Human contact. With someone who isn't doing it for connections, his money or his ability. There might be other things wanted out of this, but Sonny can handle that. He pulls an arm around Teo's waist and tugs him closer. He craves more contact now that he's had a taste. There is a brief moment of separation - just enough to draw in a series of ragged breaths. Then he's pressing forward again as he takes time to explore a scenario that's played through his mind to distraction. But then he draws back, from lips if nothing else. "You know…it would be smart to stop now. And think." But the firm hand around the other indicates he may not be willing to be smart.
"Stop now, think later," Teo corrects, once he manages to organize his breathing into something that he can talk coherently with. Sonny's ridiculous glut of black, black curls look like they have all but eaten five of his fingers down to the knuckle and his heartbeat fades into an interlude between the blaring derangement of acrobatic circus acts, and his other hand keeps a prying grip on the other man's shoulder, unsure of what he's trying to extricate: himself from their embrace or Sonny from the couch. After a half-beat spent with somebody else's breath snaking in through his mouth, he remembers to shut it. Nods, clumsy with another imaginary scenario or seven, and starts to get up out of kneeling, limb by limb, each slowed by some hiccupy, mangled, cautious version of haste. "Later," he repeats, intelligently.

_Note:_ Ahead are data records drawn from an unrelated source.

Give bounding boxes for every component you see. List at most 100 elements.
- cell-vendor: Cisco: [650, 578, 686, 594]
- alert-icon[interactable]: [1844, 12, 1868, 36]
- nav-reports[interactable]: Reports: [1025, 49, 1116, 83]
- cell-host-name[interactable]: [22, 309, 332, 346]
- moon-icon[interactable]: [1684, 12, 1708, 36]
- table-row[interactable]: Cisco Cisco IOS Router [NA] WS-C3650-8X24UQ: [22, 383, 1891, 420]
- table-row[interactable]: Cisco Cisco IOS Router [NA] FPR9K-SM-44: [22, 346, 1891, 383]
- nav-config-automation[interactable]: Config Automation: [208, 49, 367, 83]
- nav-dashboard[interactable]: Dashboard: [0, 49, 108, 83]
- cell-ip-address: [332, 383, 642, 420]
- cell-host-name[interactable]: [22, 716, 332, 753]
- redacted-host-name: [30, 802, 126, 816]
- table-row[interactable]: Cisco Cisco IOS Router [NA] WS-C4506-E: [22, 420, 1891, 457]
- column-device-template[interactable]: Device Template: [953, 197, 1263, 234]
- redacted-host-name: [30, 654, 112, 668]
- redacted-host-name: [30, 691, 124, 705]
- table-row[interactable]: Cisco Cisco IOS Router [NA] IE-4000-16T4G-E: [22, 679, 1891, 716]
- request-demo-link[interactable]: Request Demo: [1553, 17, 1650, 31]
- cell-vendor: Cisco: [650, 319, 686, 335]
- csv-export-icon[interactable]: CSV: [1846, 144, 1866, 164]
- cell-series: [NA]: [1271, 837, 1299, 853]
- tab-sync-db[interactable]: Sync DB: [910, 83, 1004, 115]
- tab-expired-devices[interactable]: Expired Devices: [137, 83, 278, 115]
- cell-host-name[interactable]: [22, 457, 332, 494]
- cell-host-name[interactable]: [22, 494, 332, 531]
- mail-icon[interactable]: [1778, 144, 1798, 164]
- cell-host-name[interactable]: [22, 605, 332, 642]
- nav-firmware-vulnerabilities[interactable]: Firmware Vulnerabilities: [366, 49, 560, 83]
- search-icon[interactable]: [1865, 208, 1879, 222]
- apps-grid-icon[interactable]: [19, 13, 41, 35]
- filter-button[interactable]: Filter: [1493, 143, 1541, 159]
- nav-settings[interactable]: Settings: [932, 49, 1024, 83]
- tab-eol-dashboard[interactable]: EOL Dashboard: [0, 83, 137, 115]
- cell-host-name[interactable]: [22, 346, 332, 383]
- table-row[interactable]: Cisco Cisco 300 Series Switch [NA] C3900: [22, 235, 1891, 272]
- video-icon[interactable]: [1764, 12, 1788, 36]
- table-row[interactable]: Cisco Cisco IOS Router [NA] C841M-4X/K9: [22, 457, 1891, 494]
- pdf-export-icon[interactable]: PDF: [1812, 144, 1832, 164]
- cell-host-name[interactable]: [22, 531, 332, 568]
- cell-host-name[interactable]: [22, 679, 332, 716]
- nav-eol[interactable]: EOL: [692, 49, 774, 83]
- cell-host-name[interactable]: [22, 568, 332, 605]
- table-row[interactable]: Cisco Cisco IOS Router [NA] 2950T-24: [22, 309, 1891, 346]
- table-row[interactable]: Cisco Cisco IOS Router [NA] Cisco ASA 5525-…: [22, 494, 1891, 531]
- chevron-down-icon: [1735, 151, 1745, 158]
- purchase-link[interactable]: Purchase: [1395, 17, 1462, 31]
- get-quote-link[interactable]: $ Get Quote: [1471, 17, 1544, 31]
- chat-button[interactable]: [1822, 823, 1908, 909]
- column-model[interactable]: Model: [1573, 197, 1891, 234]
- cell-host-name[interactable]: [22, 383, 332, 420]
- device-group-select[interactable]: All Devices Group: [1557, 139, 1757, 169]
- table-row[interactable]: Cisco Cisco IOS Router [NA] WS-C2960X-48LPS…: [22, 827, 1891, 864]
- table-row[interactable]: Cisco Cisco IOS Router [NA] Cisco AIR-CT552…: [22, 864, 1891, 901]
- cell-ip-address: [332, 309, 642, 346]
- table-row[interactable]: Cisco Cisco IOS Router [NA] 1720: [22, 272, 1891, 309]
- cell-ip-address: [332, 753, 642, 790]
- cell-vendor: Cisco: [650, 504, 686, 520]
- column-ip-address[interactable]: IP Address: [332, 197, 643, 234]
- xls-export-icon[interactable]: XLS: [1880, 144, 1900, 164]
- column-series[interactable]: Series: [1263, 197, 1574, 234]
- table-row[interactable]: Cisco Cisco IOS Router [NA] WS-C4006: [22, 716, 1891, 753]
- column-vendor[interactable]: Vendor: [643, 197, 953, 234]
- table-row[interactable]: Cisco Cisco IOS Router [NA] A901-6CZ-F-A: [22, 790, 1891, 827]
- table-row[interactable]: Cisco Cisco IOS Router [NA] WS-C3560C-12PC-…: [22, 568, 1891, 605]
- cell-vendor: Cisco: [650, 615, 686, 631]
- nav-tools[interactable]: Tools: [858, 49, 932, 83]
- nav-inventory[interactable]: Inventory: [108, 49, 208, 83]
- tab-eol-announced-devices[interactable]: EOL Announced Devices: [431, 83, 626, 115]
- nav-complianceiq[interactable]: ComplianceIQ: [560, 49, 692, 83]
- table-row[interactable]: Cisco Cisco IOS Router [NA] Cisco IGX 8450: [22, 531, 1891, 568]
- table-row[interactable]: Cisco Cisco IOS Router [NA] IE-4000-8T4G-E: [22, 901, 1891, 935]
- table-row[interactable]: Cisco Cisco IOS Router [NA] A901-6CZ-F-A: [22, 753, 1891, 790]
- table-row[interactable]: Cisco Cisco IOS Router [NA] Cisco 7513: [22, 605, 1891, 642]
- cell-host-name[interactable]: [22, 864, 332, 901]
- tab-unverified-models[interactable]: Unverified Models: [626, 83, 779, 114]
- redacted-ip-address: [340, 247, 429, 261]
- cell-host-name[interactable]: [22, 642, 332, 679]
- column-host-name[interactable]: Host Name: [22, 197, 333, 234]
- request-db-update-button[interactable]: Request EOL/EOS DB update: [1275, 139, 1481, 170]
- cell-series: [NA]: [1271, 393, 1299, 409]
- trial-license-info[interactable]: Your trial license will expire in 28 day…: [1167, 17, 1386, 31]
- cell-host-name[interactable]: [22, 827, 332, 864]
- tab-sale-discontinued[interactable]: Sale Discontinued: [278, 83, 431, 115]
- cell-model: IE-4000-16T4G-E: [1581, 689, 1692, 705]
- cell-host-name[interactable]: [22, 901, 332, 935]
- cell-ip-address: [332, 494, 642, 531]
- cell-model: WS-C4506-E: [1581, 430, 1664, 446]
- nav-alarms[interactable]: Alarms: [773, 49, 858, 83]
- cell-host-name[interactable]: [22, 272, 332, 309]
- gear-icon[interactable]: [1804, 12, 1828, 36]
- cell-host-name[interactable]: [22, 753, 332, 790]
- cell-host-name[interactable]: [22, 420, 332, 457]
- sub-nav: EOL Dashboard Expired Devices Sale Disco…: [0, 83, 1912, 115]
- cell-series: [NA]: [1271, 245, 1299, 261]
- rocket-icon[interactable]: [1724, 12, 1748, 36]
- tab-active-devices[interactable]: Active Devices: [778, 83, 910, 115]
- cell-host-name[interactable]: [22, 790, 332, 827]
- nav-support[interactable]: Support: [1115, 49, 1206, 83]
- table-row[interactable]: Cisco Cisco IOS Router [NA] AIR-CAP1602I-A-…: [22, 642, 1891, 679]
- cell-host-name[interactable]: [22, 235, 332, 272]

Sonny tilts his head into the hand in his hair. He makes a soft sound and smiles his own little quirky smile. Less Hollywood this time. He doesn't let Teo go easily, but he doesn't fight either. It's the smarter thing to do, but that doesn't make things less…difficult. "Just as long as you don't run off for good," he murmurs. A hand goes up and light fingers brush Teo's cheek. Then both hands drop, leaving space for the other Italian to backpedal. He remains on the couch, head tilted back, eyes half-mast and watchful. "Just time. To think."